Dessi Dupuy Деси Дюпюи

Personal information
- Full name: Dessislava Eva Dupuy
- Date of birth: 10 June 1993 (age 32)
- Place of birth: Sofia, Bulgaria
- Height: 1.65 m (5 ft 5 in)
- Position(s): Midfielder; forward;

Team information
- Current team: Växjö DFF
- Number: 21

Youth career
- E.C. Glass Hilltoppers
- Central Virginia United

College career
- Years: Team / Apps / (Gls)
- 2011–2014: Lynchburg Hornets / 96 / (105)

Senior career*
- Years: Team / Apps / (Gls)
- 2016–2017: ETG Ambilly
- 2018: AGSM Verona / 10 / (3)
- 2018–2019: Hellas Verona / 22 / (8)
- 2019–2020: Florentia / 9 / (1)
- 2021: KIF Örebro DFF / 14 / (1)
- 2022–: Växjö DFF / 15 / (10)

International career^{‡}
- 2021–: Bulgaria / 3 / (0)

= Dessi Dupuy =

Bulgarian footballer (born 1993)

Dessislava Eva Dupuy (Десислава Ева Дюпюи, born 10 June 1993), known as Dessi Dupuy, is a Bulgarian footballer who plays as a midfielder or a forward for Swedish club Växjö DFF and the Bulgaria women's national team.

==Early life==
Dupuy was born in Sofia to a Nigerian father and a Turkish mother. When she was two, having previously been left in an orphanage, she was adopted by an American woman, from whom she has taken her current last name, and then taken to live in the United States. She was raised in Lynchburg, Virginia.

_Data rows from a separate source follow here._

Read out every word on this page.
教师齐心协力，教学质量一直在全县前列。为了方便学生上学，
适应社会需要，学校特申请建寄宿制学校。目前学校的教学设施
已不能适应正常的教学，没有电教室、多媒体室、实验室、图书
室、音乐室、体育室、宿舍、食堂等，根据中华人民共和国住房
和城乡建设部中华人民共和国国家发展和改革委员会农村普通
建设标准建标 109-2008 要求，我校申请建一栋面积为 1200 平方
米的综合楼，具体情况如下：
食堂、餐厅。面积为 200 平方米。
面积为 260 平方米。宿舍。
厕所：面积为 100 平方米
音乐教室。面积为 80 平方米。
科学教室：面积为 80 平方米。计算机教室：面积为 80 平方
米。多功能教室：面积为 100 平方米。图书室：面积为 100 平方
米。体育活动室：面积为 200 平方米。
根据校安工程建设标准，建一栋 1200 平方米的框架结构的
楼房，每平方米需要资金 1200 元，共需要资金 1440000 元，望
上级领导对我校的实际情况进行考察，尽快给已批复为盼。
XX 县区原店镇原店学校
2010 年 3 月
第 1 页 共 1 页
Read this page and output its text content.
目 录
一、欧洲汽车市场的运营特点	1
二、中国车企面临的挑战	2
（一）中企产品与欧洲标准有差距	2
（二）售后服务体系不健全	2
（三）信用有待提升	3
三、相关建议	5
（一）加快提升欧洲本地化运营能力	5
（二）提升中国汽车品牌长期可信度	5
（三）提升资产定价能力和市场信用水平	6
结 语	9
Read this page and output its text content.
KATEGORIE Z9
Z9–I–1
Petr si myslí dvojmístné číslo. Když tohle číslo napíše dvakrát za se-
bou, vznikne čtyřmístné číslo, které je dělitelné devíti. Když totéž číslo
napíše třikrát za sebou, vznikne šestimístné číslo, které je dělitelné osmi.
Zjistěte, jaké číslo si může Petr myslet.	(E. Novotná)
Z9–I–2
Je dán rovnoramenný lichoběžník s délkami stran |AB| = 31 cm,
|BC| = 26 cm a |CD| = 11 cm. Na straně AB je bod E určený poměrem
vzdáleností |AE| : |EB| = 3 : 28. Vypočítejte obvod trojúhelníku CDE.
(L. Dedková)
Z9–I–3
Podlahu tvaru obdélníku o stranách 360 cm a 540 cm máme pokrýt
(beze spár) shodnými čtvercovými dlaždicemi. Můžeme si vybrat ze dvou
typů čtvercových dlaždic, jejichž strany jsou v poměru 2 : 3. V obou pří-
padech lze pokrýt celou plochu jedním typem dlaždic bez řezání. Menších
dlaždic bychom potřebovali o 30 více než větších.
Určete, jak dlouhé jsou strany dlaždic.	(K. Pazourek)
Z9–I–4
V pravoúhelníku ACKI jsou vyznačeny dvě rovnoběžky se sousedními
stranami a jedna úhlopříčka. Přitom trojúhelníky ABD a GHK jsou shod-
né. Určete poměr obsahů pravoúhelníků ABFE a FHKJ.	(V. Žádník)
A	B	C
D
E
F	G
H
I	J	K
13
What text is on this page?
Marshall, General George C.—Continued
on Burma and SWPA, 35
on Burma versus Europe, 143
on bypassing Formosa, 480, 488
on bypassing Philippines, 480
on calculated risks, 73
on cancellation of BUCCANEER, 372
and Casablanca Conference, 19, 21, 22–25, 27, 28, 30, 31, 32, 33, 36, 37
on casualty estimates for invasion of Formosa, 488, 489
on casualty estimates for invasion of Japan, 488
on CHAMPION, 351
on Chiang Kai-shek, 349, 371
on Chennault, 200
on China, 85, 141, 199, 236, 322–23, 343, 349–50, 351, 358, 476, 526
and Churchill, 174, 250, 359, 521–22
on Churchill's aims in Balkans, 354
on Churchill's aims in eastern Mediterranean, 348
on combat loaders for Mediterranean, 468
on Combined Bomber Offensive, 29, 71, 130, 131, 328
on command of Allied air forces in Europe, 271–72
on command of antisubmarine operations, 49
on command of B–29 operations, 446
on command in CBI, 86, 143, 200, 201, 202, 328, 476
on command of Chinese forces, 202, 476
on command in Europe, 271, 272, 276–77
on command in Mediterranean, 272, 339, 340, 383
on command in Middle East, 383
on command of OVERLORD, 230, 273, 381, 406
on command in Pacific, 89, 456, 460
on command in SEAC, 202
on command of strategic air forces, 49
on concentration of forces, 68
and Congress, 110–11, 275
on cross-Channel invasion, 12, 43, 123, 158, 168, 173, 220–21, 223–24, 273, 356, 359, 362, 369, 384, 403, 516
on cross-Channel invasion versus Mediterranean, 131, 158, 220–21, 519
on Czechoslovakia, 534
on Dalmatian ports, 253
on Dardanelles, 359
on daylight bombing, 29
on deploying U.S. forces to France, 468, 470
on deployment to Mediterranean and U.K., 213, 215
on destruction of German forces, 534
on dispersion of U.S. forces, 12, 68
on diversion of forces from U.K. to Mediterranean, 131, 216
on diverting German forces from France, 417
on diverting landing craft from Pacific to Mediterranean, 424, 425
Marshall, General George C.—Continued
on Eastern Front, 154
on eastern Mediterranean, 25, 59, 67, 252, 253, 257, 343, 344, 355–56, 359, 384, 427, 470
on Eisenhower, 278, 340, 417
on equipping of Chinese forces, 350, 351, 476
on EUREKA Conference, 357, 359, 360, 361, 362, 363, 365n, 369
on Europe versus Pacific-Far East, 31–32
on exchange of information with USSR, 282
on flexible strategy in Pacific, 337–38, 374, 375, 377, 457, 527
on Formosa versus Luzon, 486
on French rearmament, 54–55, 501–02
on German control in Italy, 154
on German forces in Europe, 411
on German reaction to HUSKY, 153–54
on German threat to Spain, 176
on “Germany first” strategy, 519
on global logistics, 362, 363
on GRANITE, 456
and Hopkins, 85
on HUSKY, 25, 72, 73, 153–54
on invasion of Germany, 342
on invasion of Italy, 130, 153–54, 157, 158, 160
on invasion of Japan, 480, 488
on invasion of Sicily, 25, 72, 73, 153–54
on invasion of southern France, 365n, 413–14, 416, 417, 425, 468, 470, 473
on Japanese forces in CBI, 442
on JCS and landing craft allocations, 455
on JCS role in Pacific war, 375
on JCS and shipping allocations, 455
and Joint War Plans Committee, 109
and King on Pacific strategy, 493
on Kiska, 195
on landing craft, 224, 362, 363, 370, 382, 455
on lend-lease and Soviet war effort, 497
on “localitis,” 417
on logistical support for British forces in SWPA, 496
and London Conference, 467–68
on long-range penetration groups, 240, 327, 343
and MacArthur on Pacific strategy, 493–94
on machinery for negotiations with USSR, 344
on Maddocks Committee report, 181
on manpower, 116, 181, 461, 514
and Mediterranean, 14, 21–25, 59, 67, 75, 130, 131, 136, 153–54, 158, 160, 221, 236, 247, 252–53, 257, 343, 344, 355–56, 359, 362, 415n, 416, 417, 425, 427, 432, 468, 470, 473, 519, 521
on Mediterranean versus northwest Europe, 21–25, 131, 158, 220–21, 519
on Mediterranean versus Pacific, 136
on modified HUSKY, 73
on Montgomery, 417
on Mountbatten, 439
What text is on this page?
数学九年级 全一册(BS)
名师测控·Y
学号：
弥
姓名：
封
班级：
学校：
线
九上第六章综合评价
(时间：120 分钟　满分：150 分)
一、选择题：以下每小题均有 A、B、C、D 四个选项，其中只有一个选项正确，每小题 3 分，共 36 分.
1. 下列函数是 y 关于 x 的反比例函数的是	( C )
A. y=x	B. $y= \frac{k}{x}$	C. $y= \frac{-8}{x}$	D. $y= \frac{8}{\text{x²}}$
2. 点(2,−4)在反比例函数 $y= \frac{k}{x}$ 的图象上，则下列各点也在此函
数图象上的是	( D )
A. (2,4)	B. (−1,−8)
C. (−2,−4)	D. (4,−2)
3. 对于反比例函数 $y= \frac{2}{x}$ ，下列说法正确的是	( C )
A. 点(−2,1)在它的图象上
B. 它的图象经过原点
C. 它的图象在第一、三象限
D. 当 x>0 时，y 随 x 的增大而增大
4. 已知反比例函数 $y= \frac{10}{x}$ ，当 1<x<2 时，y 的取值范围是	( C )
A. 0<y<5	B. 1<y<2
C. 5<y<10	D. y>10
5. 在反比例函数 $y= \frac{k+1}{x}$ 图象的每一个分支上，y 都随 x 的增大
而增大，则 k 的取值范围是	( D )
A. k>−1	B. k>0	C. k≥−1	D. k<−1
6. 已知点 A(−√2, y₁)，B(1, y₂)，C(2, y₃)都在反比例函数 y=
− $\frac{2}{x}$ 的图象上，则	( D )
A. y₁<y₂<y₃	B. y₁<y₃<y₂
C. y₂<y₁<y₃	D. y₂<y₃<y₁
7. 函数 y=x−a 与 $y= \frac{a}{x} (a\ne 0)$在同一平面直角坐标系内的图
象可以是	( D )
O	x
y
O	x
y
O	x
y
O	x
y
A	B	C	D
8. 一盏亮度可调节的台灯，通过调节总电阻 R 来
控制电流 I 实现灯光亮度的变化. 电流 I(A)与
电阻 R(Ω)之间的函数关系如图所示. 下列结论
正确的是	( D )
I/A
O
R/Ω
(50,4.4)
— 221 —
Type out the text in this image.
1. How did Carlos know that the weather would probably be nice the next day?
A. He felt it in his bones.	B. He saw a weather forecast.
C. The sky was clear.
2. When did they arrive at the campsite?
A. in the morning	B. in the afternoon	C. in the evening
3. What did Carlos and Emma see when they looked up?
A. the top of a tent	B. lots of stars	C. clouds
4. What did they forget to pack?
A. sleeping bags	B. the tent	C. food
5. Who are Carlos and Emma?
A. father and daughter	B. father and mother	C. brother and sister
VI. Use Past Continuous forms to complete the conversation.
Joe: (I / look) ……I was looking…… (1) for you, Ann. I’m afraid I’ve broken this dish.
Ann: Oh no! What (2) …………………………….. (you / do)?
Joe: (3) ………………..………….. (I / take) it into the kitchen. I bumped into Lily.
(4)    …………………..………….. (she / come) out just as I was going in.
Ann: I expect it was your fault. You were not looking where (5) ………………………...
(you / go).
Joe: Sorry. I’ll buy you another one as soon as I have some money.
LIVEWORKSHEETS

==High school and college career==
Dupuy has attended the E. C. Glass High School the University of Lynchburg in her hometown.

==Club career==
Dupuy is a product of Central Virginia United SC in the United States. She has played for ETG Ambilly in France; for AGSM Verona, Hellas Verona and Florentia in Italy and for KIF Örebro DFF in Sweden.

==International career==
Dupuy capped for Bulgaria at senior level during the 2023 FIFA Women's World Cup qualification.